On the other hand, if the opposite is the case, then age is the variable most associated with attrition then income is just something that happens to increase without having any real direct association. This has all has policy implications for what the company should do to reduce attrition since if income is the factor strongly associated with attrition then greater retention of employees would be simply accomplished increasing their income to a certain level.
If age is most associated with attrition then other variables either outside or inside the companies control are relevant (culture, opportunity elsewhere, tendency for younger people to switch careers due to less attachment to career). These, of course, are not captured by the data at hand and may involve the need for new data capture.
Sampled Attrition Differences
This here is 4 randomly sampled groups graphed from the original. Having a sample of randomly selected values from a population has its downsides. It doesn’t always reflect the actual population. In this case, each group is of 25O individuals so that is a large sample and is nearly the entire population for some of the original groups. The advantage of comparing samples of attrition rates is that come can feel comfortable about the differences in question.
The sample group YoungPoor2 doesn’t have higher attrition relative to the other groups because it is a larger group (thereby having a larger amount of values in general). It, as a random sample, just has higher attrition levels. You, of course, can also look at the ratio of the groups in general to get a better understanding. I considered creating a stacked bar graph but that can be confusing as well. What is clear is that the outcome is somewhat expected. The young poor group is the most likely to leave by far. All other groups are far less likely to leave meaning that this is the most vulnerable population for attrition.

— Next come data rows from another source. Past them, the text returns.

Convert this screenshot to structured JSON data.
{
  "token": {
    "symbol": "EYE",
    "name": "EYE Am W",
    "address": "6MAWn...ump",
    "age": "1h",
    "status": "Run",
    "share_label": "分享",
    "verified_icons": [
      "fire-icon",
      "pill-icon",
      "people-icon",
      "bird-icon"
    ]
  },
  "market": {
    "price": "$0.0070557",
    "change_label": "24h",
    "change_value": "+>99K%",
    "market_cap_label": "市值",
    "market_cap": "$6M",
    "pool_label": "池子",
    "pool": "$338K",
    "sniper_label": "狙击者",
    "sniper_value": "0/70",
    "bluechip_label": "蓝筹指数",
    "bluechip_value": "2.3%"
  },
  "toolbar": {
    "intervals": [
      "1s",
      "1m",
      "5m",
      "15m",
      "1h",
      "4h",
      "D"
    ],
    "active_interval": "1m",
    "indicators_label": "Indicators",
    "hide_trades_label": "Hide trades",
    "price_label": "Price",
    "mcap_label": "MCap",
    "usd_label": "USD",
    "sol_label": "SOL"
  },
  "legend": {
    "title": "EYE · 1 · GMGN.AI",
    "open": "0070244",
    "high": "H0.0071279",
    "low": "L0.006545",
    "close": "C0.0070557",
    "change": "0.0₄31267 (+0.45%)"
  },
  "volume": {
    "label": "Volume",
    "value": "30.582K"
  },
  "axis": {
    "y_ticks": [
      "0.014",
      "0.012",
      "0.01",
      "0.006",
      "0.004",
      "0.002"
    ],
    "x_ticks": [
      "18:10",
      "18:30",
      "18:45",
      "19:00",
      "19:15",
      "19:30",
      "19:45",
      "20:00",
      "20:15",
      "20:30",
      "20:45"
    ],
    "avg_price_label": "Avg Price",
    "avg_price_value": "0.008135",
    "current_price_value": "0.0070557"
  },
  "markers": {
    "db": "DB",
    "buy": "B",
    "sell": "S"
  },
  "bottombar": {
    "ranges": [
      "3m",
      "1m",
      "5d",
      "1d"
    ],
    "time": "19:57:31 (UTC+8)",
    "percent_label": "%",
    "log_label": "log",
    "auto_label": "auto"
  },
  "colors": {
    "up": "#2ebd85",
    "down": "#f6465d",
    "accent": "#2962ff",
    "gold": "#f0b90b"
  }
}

Actual Ratios in Attrition Total Ratio for the Company = 0.192, 0.144 Young Rich, 0.337 YoungPoor, 0.162 Oldpoor, 0.093 OldRich
The next potential steps would be to use a classification algorithm. Likely a logistic regression to classify whether someone is going to leave or not. A regression model and a non-parametric ANOVA/T-Test could also be used to make better sense of variables associated with income. To do a full-scale classification prediction, dimension reduction (PCA) could be used on the highly correlated variables such (Income, Job Rank… to Age).
Ultimately it is clear that employees of IBM that belong the YoungPoor Employees, Employees Working Overtime, and those with Lower Job Involvement were more likely to leave their jobs at IBM. This isn’t too surprising but other variables like gender I expected be equally as powerful. There is so much more to be explored in the dataset. Like perhaps occupation doesn’t correlate with attrition but it may indirectly correlate with monthly income.
Other next steps would be to benchmark these findings to see if they are similar to other organizations and to find ways to minimize attrition. Paying young valued employees more. Discover the underlying issues with job involvement. Find ways to minimize overtime or minimize its effect on attrition.
In summary, I found that the groups most likely to leave IBM were employees grouped as YoungPoor based upon the median income/and median age, employees that worked overtime, and to a certain degree those with lower job involvement. The company now can know which employees are most vulnerable to leaving and can take measures to prevent the catastrophic costs of high attrition. Thus IBM can continue to survive and thrive well into the future.